Le classement de 1967 consacra l’inoubliable Fiat 124 qui explosa la compteurs avec 144 points. C’est sans doute ce qui lui valu de voir se multiplier autant de clones derrière le rideau de fer ! Il semble que l’habitabilité de l’engin ait fait sensation… Derrière la vénérable italienne, tout en angles et chromes, la BMW 1600 (61 points) et la Jensen FF (61 points).

Jensen FF

Et la Renault 16 ? Elle se distingue d’abord de ses concurrentes par une architecture particulière, une innovation qui sera reprise de nombreuses fois jusqu’à aujourd’hui, dont le principe était de surélever légèrement la voiture pour augmenter l’habitabilité et de la doter d’une cinquième porte sans devenir un véritable break. L’audace est reprise de nombreuses fois par Renault lors de la création de l’Espace ou de la Vel Satis qui répond au même principe. Mais aussi récemment par BMW avec sa série GT (voir l’article ici) ou encore Citroën avec la future DS5. Les commentaires de l’époque sont étonnant: la presse parle de semi-utilitaire et regrette un équipement pauvre sur les premiers modèles. Le commentaires des passants sur les Champs Élysées dans les « actualités télévisées » au moment du lancement son assez éloquents sur la vision de l’époque sur le nouvel engin estampillé Renault: « curieux, cet arrière… »

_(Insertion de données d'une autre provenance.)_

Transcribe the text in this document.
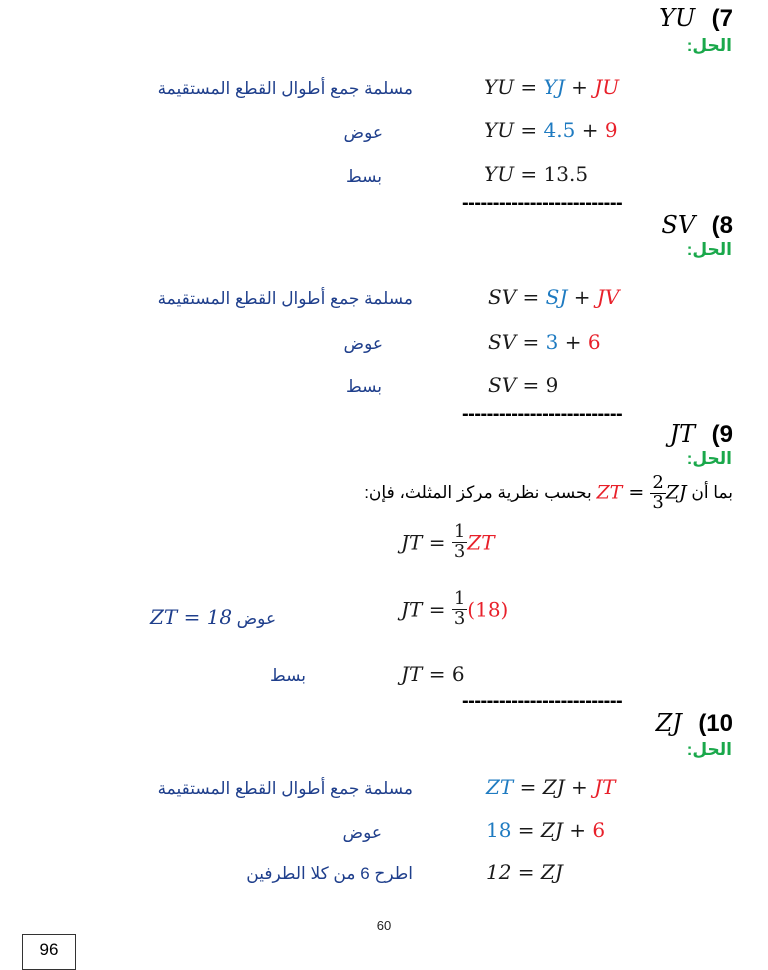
YU (7
الحل:
مسلمة جمع أطوال القطع المستقيمة	YU = YJ + JU
عوض	YU = 4.5 + 9
بسط	YU = 13.5
--------------------------
SV (8
الحل:
مسلمة جمع أطوال القطع المستقيمة	SV = SJ + JV
عوض	SV = 3 + 6
بسط	SV = 9
--------------------------
JT (9
الحل:
بما أن ZT = $\frac{2}{3}$ ZJ بحسب نظرية مركز المثلث، فإن:
JT = $\frac{1}{3}$ ZT
عوض ZT = 18	JT = $\frac{1}{3} (18)$
بسط	JT = 6
--------------------------
ZJ (10
الحل:
مسلمة جمع أطوال القطع المستقيمة	ZT = ZJ + JT
عوض	18 = ZJ + 6
اطرح 6 من كلا الطرفين	12 = ZJ
60
96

La Renault 16 totalisa 98 points (bien moins que la Fiat 124…) et fut classée devant la Rolls Royce Silver Shadow (81 points) et devant l’Oldsmobile Toronado (59 points).

Oldsmobile Toronado

Austin Maxi vs Renault 16 TS: querelle de famille


Keith Adams, dans le magazine britannique Classic Car Weekly, publie en 2005, un texte qui confronte l’Austin Maxi, la meilleure synthèse du style Issigonis, et la Renault 16, sa rivale qui a véritablement révolutionné la façon d’aborder le design automobile. La première a été produite à 472 000 exemplaires, soit 4 fois moins que la Renault 16. En 2011 sur le marché britannique, une Renault 16 vaut le double d’une Austin Maxi.
Voici une traduction de la conclusion du texte.
« Bien que proches sur le papier, ces deux voitures sont aux antipodes l’une de l’autre. On peut voir en elles beaucoup de points communs, le gabarit, notamment, et les aspects pratiques, mais une fois que vous prenez le volant, d’énormes différences commencent à émerger. Il est presque impossible de ne pas tomber amoureux de la Renault: son comportement vif est une invitation à se lever tôt le matin pour aller au travail. C’est une voiture familiale, agréable à conduire et qui fera tourner les têtes où que vous alliez. Et, il n’y a pas de danger d’en croiser une autre dans vos déplacements. (en Grande-Bretagne, ndt).L’Austin Maxi a tous les ingrédients pour écraser la Renault 16. Son habitacle est plus spacieux, son moteur plus puissant: elle représente une parfaite synthèse de l’ingénierie et des principes du design à la façon d’Issigonis. Un intérieur énorme, des caractéristiques techniques à la pointe de l’époque et une rapidité surprenante. Objectivement, c’est une sacrée bonne voiture, et qui a malheureusement été négligée par trop d’acheteurs – par ceux qui ne pouvaient pas aller au-delà son aspect « plan plan » et restaient insensibles à la liste des prestations pratiques qu’elles proposaient.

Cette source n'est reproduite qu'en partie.